The trial court judge had said evidence suggested Ilyasi, at the prime of his career, was afraid that his wife would ruin him by exposing his alleged acts of fraud. Anju, the court noted, had decided to leave Ilyasi and settle down in Canada.
During one of the trials, Ilyasi had shouted that he was innocent and the life sentence was "injustice".
Family sources said Ilyasi met Anju at Jamia Millia Islamia,  where both studied at the Mass Communication Research Centre in 1989. Both the families were against their relation, but they got married in London in 1993. In 1995, their daughter Aaliya was born. 

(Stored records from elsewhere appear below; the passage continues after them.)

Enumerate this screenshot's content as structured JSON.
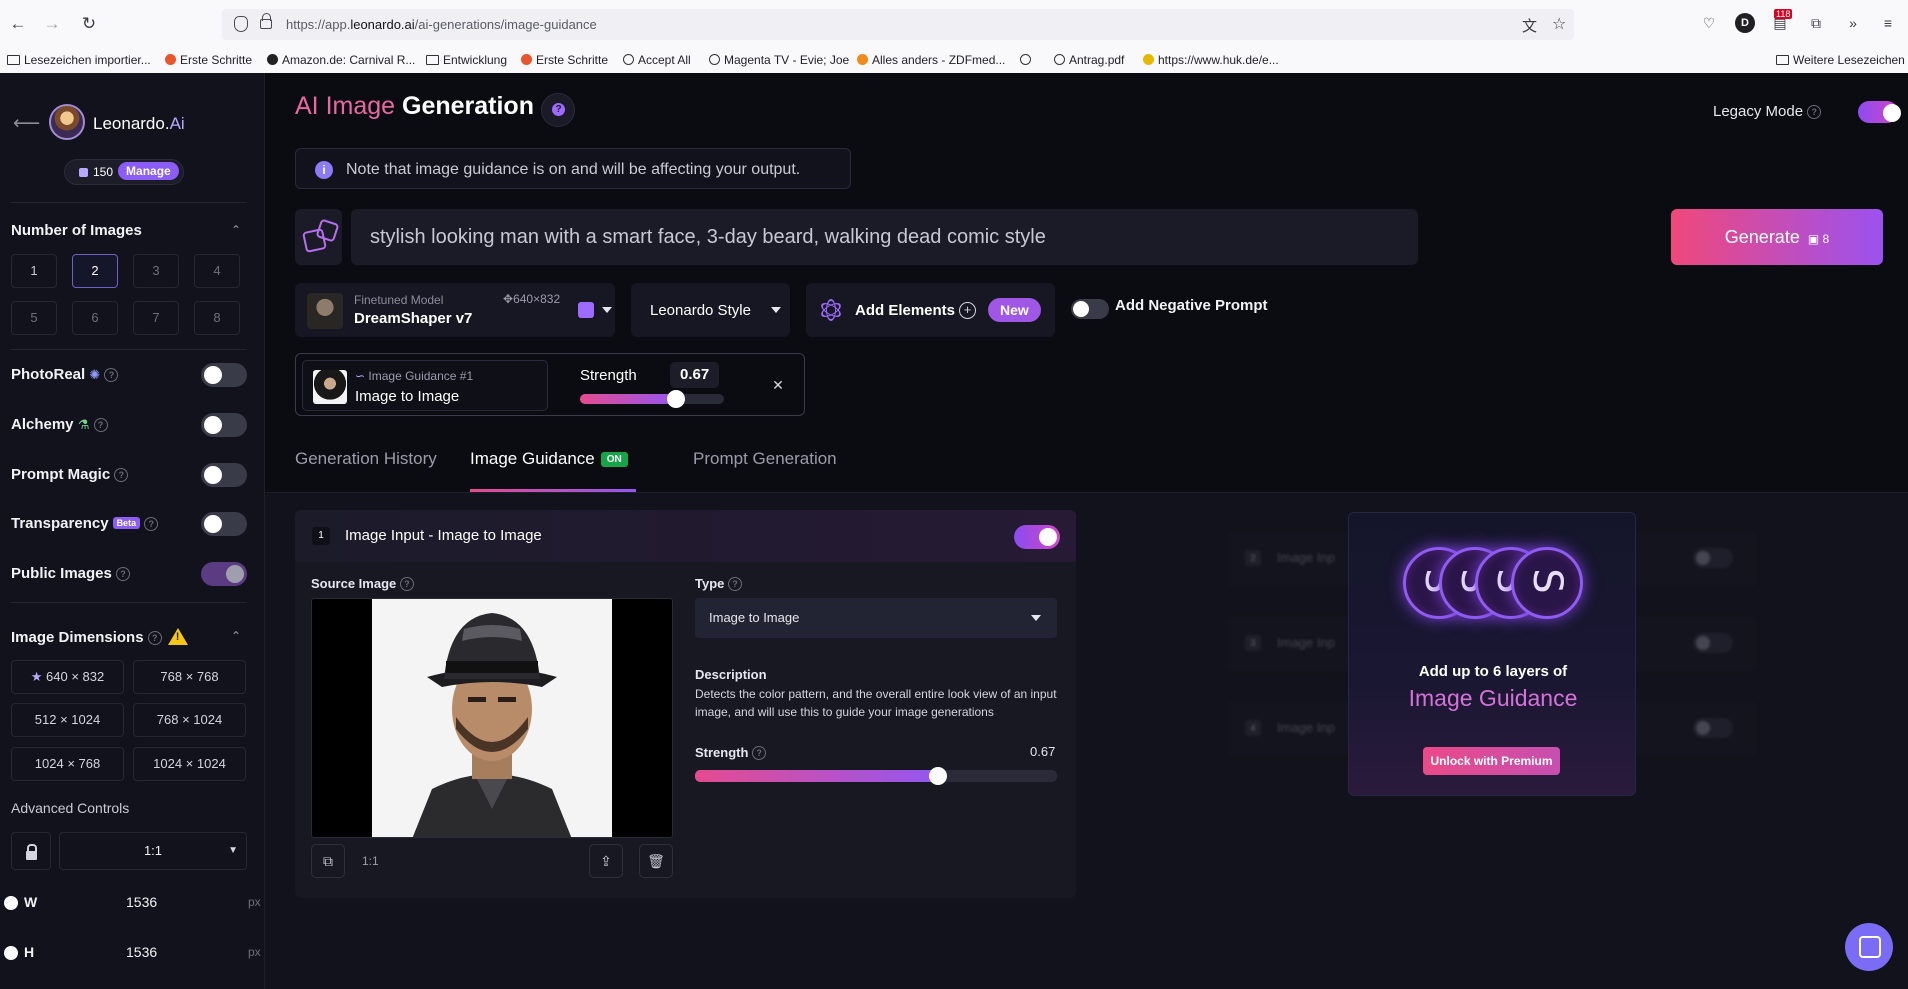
{
  "browser": {
    "url_prefix": "https://app.",
    "url_domain": "leonardo.ai",
    "url_path": "/ai-generations/image-guidance",
    "ext_badge": "118",
    "profile_initial": "D",
    "bookmarks": [
      "Lesezeichen importier...",
      "Erste Schritte",
      "Amazon.de: Carnival R...",
      "Entwicklung",
      "Erste Schritte",
      "Accept All",
      "Magenta TV - Evie; Joe",
      "Alles anders - ZDFmed...",
      "Antrag.pdf",
      "https://www.huk.de/e..."
    ],
    "other_bookmarks": "Weitere Lesezeichen"
  },
  "sidebar": {
    "brand_main": "Leonardo.",
    "brand_suffix": "Ai",
    "token_count": "150",
    "manage_label": "Manage",
    "num_images_title": "Number of Images",
    "num_options": [
      "1",
      "2",
      "3",
      "4",
      "5",
      "6",
      "7",
      "8"
    ],
    "num_selected": "2",
    "photoreal_label": "PhotoReal",
    "alchemy_label": "Alchemy",
    "prompt_magic_label": "Prompt Magic",
    "transparency_label": "Transparency",
    "beta_label": "Beta",
    "public_images_label": "Public Images",
    "dimensions_title": "Image Dimensions",
    "dimensions": [
      "640 × 832",
      "768 × 768",
      "512 × 1024",
      "768 × 1024",
      "1024 × 768",
      "1024 × 1024"
    ],
    "advanced_label": "Advanced Controls",
    "ratio": "1:1",
    "width_label": "W",
    "width_value": "1536",
    "height_label": "H",
    "height_value": "1536",
    "unit": "px"
  },
  "main": {
    "title_accent": "AI Image",
    "title_rest": " Generation",
    "legacy_label": "Legacy Mode",
    "notice": "Note that image guidance is on and will be affecting your output.",
    "prompt": "stylish looking man with a smart face, 3-day beard, walking dead comic style",
    "generate_label": "Generate",
    "generate_cost": "8",
    "model_caption": "Finetuned Model",
    "model_resolution": "640×832",
    "model_name": "DreamShaper v7",
    "style_label": "Leonardo Style",
    "elements_label": "Add Elements",
    "new_label": "New",
    "negative_label": "Add Negative Prompt",
    "guidance_chip_caption": "Image Guidance #1",
    "guidance_chip_type": "Image to Image",
    "strength_label": "Strength",
    "strength_value": "0.67",
    "strength_fraction": 0.67,
    "tabs": [
      "Generation History",
      "Image Guidance",
      "Prompt Generation"
    ],
    "on_badge": "ON"
  },
  "guidance_card": {
    "index": "1",
    "title": "Image Input - Image to Image",
    "source_label": "Source Image",
    "source_ratio": "1:1",
    "type_label": "Type",
    "type_value": "Image to Image",
    "description_label": "Description",
    "description_text": "Detects the color pattern, and the overall entire look view of an input image, and will use this to guide your image generations",
    "strength_label": "Strength",
    "strength_value": "0.67"
  },
  "ghost_rows": [
    "2",
    "3",
    "4"
  ],
  "ghost_row_label": "Image Inp",
  "premium": {
    "line1": "Add up to 6 layers of",
    "line2": "Image Guidance",
    "button": "Unlock with Premium"
  }
}
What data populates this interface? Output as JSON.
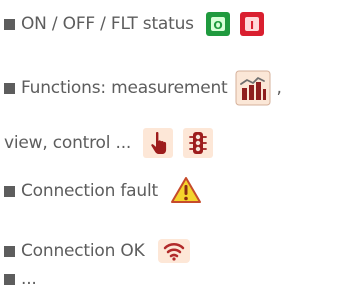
{
  "legend": {
    "status": {
      "label": "ON / OFF / FLT status",
      "on_glyph": "O",
      "off_glyph": "I",
      "on_color": "#1f9a3e",
      "off_color": "#d91f2f"
    },
    "functions": {
      "label": "Functions: measurement",
      "separator": ",",
      "continuation": "view, control ...",
      "measurement_icon": "bar-chart-icon",
      "view_icon": "hand-pointer-icon",
      "control_icon": "traffic-light-icon"
    },
    "fault": {
      "label": "Connection fault",
      "icon": "warning-icon"
    },
    "ok": {
      "label": "Connection OK",
      "icon": "wifi-icon"
    },
    "more": {
      "label": "..."
    }
  },
  "colors": {
    "text": "#5d5d5d",
    "icon_frame": "#c44a2c",
    "warning_fill": "#f4d42c",
    "warning_stroke": "#c64b2b"
  }
}
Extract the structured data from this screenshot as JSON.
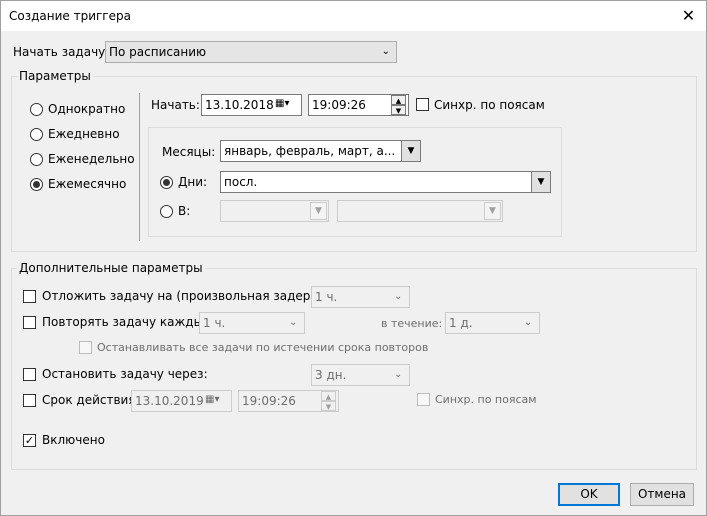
{
  "window": {
    "title": "Создание триггера",
    "close": "✕"
  },
  "start_task": {
    "label": "Начать задачу:",
    "value": "По расписанию"
  },
  "params": {
    "legend": "Параметры",
    "radios": [
      "Однократно",
      "Ежедневно",
      "Еженедельно",
      "Ежемесячно"
    ],
    "selected_index": 3,
    "start_label": "Начать:",
    "start_date": "13.10.2018",
    "start_time": "19:09:26",
    "sync_label": "Синхр. по поясам",
    "months_label": "Месяцы:",
    "months_value": "январь, февраль, март, а...",
    "days_label": "Дни:",
    "days_value": "посл.",
    "in_label": "В:"
  },
  "advanced": {
    "legend": "Дополнительные параметры",
    "delay_label": "Отложить задачу на (произвольная задержка):",
    "delay_value": "1 ч.",
    "repeat_label": "Повторять задачу каждые:",
    "repeat_value": "1 ч.",
    "during_label": "в течение:",
    "during_value": "1 д.",
    "stop_all_label": "Останавливать все задачи по истечении срока повторов",
    "stop_after_label": "Остановить задачу через:",
    "stop_after_value": "3 дн.",
    "expire_label": "Срок действия:",
    "expire_date": "13.10.2019",
    "expire_time": "19:09:26",
    "expire_sync_label": "Синхр. по поясам",
    "enabled_label": "Включено",
    "check_mark": "✓"
  },
  "buttons": {
    "ok": "OK",
    "cancel": "Отмена"
  },
  "icons": {
    "dropdown": "chevron-down-icon",
    "calendar": "calendar-icon",
    "spin_up": "▲",
    "spin_down": "▼"
  }
}
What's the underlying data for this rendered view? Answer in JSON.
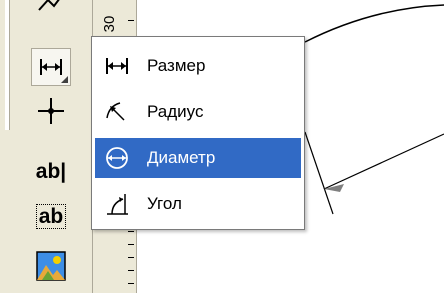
{
  "ruler": {
    "label": "30"
  },
  "toolbar": {
    "items": [
      {
        "name": "line-tool",
        "text": ""
      },
      {
        "name": "dimension-tool",
        "text": ""
      },
      {
        "name": "point-tool",
        "text": ""
      },
      {
        "name": "text-tool",
        "text": "ab|"
      },
      {
        "name": "text-box-tool",
        "text": "ab"
      },
      {
        "name": "picture-tool",
        "text": ""
      }
    ]
  },
  "menu": {
    "items": [
      {
        "label": "Размер",
        "icon": "linear-dimension-icon",
        "selected": false
      },
      {
        "label": "Радиус",
        "icon": "radius-dimension-icon",
        "selected": false
      },
      {
        "label": "Диаметр",
        "icon": "diameter-dimension-icon",
        "selected": true
      },
      {
        "label": "Угол",
        "icon": "angle-dimension-icon",
        "selected": false
      }
    ]
  },
  "colors": {
    "selection": "#316ac5",
    "toolbar_bg": "#ece9d8",
    "menu_border": "#7a7a7a"
  }
}
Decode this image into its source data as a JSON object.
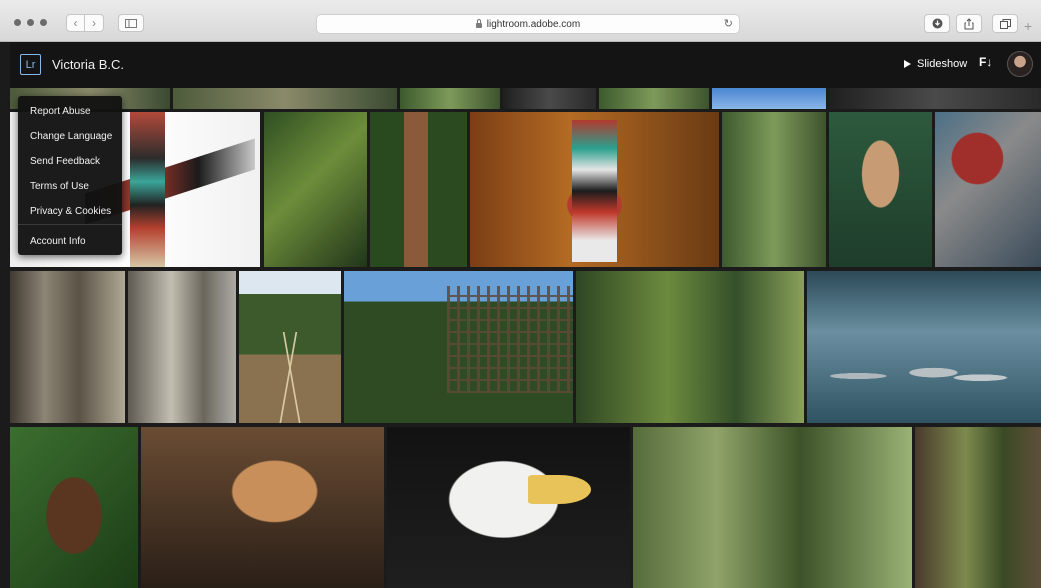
{
  "browser": {
    "url": "lightroom.adobe.com"
  },
  "header": {
    "app_logo": "Lr",
    "album_title": "Victoria B.C.",
    "slideshow_label": "Slideshow",
    "sort_icon_text": "F↓"
  },
  "menu": {
    "items": [
      {
        "label": "Report Abuse"
      },
      {
        "label": "Change Language"
      },
      {
        "label": "Send Feedback"
      },
      {
        "label": "Terms of Use"
      },
      {
        "label": "Privacy & Cookies"
      },
      {
        "label": "Account Info"
      }
    ]
  },
  "icons": {
    "back": "chevron-left-icon",
    "forward": "chevron-right-icon",
    "sidebar": "sidebar-icon",
    "lock": "lock-icon",
    "reload": "reload-icon",
    "download": "download-icon",
    "share": "share-icon",
    "tabs": "tabs-icon",
    "play": "play-icon",
    "sort": "sort-icon"
  },
  "colors": {
    "header_bg": "#141414",
    "lr_logo_blue": "#8bb6e9",
    "menu_bg": "#121212"
  }
}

During their stay in London, both had floated the idea of a television show, Crimestoppers, and named India's Most Wanted. Initially, Anju was the anchor in the television pilots, but Ilyasi started hosting the shows on Zee TV in March 1998, which led to some problems between them. 
Around this time, Anju left and went to stay with her sister in Canada. India's Most Wanted became an instant hit on Zee TV. Later, Ilyasi moved the show to Doordarshan under the name Fugitive Most Wanted. 
Anju returned in February 1999 and both settled peacefully in Delhi’s Mayur Vihar. On 10 January 2000, Ilyasi called two police constables at 11:15pm and told them that his wife had accidently stabbed herself. Anju was taken to a nearby nursing home and later to the AIIMS, New Delhi, where she was declared dead on arrival. 
Initially, Ilyasi tried misleading the police. He was charged with milder provisions, including 304 B (dowry death) of the IPC. However, Anju’s mother Rukma Singh and sister Rashmi Singh had moved the Delhi High Court, which, in August 2014 , ruled that the former TV producer would be tried under Section 302 of the IPC for the offence of murder.
They added that Ilyasi used to torture Anju for dowry.